Cerianthus membranaceus, the cylinder anemone or coloured tube anemone, is a species of large, tube-dwelling anemone in the family Cerianthidae. It is native to the Mediterranean Sea and adjoining parts of the northeastern Atlantic Ocean.

==Description==
Cerianthus membranaceus is a large, tube-dwelling anemone. The oral disc can have a diameter of up to 40 cm. There are two whorls of tentacles, amounting to about two hundred tentacles in all. Those in the outer whorl are long and slender and armed with cnidocytes (stinging cells) and are used for catching prey. Tentacles in the inner whorl are shorter and function to transfer captured food to the central mouth. The tentacles are sometimes banded and come in an array of colours; white, yellow, orange, green, brown, blue, black, purple and violet. The colour of the inner whorl often contrasts with that of the outer whorl.

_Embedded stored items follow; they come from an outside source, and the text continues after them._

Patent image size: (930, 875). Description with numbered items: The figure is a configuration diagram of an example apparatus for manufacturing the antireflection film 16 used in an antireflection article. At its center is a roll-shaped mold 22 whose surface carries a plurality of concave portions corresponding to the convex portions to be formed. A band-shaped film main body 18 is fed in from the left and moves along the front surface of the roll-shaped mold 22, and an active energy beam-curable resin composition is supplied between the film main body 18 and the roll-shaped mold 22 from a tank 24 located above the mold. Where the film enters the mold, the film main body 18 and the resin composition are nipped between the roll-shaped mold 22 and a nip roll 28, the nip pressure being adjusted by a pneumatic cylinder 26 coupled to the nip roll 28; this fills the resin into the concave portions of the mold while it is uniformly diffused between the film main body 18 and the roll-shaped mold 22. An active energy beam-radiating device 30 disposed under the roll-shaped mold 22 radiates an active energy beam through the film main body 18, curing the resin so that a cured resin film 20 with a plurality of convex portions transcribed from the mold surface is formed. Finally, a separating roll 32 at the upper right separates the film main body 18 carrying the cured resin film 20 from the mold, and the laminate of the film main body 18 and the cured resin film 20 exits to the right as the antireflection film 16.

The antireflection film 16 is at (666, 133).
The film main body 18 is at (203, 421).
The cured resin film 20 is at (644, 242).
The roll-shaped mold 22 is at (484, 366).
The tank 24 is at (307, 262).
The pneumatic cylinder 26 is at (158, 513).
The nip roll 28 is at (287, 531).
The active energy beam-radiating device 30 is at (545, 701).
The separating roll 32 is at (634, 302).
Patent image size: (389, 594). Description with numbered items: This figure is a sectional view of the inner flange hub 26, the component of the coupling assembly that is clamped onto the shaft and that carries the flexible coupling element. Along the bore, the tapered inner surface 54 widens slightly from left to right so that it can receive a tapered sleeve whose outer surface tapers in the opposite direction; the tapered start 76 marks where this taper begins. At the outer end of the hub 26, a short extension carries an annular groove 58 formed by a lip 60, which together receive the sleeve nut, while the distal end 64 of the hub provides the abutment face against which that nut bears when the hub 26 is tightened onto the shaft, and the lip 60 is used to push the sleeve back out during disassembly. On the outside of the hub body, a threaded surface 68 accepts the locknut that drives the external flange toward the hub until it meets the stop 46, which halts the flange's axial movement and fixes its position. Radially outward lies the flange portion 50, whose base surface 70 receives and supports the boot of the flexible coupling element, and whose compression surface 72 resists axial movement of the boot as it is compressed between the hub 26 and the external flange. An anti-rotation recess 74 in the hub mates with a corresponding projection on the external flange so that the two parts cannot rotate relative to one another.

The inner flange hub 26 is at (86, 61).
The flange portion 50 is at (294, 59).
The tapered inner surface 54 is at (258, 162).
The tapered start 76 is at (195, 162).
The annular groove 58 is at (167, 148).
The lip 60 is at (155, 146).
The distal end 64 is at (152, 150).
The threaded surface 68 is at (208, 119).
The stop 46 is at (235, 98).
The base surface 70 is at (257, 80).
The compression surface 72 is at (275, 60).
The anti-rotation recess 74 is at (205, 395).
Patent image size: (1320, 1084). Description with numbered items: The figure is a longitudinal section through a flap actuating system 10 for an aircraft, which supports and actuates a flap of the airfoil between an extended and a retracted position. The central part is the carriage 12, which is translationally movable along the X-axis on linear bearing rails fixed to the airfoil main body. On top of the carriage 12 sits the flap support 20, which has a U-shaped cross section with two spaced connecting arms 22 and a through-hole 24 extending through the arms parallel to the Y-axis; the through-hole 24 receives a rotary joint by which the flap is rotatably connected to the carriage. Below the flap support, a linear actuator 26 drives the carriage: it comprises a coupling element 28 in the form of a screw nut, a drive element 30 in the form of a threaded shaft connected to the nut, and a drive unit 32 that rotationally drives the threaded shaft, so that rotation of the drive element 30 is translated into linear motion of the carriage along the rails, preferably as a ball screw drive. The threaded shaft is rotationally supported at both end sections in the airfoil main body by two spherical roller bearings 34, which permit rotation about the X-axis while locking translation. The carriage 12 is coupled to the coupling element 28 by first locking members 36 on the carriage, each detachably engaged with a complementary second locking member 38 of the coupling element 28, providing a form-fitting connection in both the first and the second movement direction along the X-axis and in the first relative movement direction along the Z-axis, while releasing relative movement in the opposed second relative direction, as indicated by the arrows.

The column of this tube anemone secretes mucus in which is embedded a unique type of cnidocytes that mesh together to form a fibrous structure. Sand and other particles adhere to this and it forms a leathery, protective tube up to 40 cm in length. There is no pedal attachment and the lower end of the tube is buried in the soft substrate. The tube is open at the base which allows for escape of water when the animal retreats into the tube.

==Distribution and habitat==
Cerianthus membranaceus is found on the seabed in shallow water in the Mediterranean Sea, the northern Adriatic Sea and the northeastern Atlantic Ocean, its range extending as far north as Britain. It occurs on sandy or silty substrates where its tube is buried vertically in the sediment. In the Mediterranean, it principally occurs in areas with high levels of organic matter, such as in zones of pollution off Marseille, where it is present at high densities throughout the year.

==Ecology==
The tentacles of Cerianthus membranaceus do not retract, but the whole animal can retreat into its tube. As it does so, some of the tentacles grip the rim and pull the tube closed behind it, effectively making it disappear from view. The tube is normally a permanent home, but if the anemone is disturbed from below, as by a burrowing sea urchin, it can eject itself from its tube, move to a new location and secrete a new tube.

Cerianthus membranaceus feeds on small fish and planktonic organisms which it catches with its tentacles. It is a protandrous hermaphrodite, starting life as a male and becoming a female later. The gametes are liberated into the sea and after fertilisation, the developing larvae drift with the plankton for a long time before settling on the seabed and undergoing metamorphosis into juvenile polyps.

The tube is used as a refuge by many commensal organisms, especially polychaete worms and shrimps. The horseshoe worm, Phoronis australis, often attaches itself to the outside of the tube. There may be twenty to fifty horseshoe worms associated with one tube anemone.

The lifespan of C. membranaceus in the wild is not known, but some individuals have been occupants of a tank in Naples Aquarium for more than fifty years.